City council faces state change in gun laws

Councilman John Sharp. Photo courtesy City of Kansas City.

Councilman John Sharp. Photo courtesy City of Kansas City.

You can’t legally drive drunk, but soon in Kansas City you can be drunk and carry a gun.

Holding its collective nose Wednesday, the city council public safety committee advanced a bill that would make it so.

The full council is expected to approve it today.

City Attorney Bill Geary said the city had to make that change because the state legislature has made it in state law.

And city laws on guns can’t be more restrictive than those of the state.

Under the new city law, an intoxicated person can carry a gun unless he uses it in a negligent or unlawful manner or fires it in something other than self defense.

Geary noted that it is a crime if a person drinks and drives and does not have an accident but the state has decided that logic does not apply to guns.

“To my mind, it’s a disconnect,” he said.

Councilman John Sharp, chair of the public safety committee and a former state legislator, said he was confronting an old issue.

More than 30 years ago, he said, he worked to pass the old state law that made it a crime to carry a gun while drunk.

The state general assembly did away with that in recent years. Sharp said it also wiped out a law that forbid people to have a gun in the driver or passenger area of a vehicle unless it was unloaded or unable to fire.

Now people can have a loaded gun in the car without even a concealed carry permit, Sharp said.
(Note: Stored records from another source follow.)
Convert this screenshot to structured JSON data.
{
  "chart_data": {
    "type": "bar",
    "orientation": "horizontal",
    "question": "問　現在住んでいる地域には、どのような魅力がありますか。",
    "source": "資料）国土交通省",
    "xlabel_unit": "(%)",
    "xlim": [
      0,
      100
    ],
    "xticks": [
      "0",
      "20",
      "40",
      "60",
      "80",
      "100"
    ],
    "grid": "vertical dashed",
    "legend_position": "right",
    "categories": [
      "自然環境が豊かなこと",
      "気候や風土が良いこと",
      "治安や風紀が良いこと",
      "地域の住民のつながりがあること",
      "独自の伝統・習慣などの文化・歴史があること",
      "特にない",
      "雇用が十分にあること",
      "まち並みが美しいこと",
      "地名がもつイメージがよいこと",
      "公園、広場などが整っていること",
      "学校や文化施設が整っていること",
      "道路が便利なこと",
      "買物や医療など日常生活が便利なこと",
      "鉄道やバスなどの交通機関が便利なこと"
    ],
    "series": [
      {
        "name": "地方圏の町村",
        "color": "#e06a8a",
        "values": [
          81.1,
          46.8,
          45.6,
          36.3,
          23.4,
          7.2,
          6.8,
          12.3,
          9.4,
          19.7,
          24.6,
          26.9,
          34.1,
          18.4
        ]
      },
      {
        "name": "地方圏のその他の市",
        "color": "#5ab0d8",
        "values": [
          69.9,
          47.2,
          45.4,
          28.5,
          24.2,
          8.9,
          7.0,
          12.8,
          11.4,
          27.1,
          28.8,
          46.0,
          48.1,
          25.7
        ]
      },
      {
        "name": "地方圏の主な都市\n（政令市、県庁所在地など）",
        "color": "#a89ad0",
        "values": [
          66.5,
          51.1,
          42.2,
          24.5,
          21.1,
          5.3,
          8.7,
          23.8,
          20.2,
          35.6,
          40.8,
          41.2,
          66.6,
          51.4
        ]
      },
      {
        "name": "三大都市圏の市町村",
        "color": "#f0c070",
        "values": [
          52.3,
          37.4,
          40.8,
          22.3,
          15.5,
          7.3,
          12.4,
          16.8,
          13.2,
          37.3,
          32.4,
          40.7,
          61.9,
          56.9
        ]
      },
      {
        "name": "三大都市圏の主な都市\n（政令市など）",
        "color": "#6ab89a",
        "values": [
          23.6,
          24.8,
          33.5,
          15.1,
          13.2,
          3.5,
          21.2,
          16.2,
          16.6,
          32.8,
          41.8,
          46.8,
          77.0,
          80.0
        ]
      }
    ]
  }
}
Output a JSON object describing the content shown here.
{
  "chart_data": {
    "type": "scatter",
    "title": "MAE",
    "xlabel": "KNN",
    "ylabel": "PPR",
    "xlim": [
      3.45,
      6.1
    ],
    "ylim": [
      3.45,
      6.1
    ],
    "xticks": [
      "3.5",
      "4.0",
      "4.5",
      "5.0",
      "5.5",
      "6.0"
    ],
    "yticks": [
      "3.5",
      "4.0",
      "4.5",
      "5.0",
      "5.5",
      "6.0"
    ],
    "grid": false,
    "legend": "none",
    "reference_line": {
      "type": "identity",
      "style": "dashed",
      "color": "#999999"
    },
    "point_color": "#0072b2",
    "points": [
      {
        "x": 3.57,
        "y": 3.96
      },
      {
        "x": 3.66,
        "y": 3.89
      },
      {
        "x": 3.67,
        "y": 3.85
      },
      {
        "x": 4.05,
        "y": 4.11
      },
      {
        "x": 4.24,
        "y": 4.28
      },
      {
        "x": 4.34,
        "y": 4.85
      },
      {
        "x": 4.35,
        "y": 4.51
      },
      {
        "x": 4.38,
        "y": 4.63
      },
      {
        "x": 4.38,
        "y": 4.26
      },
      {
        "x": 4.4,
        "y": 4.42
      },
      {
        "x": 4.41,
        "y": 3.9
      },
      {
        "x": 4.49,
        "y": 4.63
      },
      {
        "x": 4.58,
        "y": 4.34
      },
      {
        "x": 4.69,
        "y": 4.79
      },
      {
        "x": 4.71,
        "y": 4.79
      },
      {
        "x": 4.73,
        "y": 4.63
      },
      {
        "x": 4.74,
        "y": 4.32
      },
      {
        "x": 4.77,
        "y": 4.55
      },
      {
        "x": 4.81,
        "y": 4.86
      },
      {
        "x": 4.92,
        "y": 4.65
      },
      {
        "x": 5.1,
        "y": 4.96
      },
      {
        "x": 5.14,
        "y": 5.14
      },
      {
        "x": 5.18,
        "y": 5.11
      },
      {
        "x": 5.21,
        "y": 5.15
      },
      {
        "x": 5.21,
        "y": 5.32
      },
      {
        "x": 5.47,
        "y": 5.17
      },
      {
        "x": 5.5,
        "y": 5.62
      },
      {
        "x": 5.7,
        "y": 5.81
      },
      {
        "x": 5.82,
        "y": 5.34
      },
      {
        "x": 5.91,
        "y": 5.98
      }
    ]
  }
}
He and other city officials have long been critical of such state gun laws.

2 Comments

  1. Diane Hershberger says:

    The article title beside John Sharp’s picture gives the impression that our Councilmember is a drunk who carries a gun. I doubt this is what you intended, but it is the impression that is made if someone does not read the article. A different article title seems in order along with an apology to Councilmember Sharp.

  2. Diane:
    You make an excellent point. We have changed the headline and apologize to Councilman Sharp for any misperception the previous headline may have caused. Thanks to our readers as always for keeping us on our toes.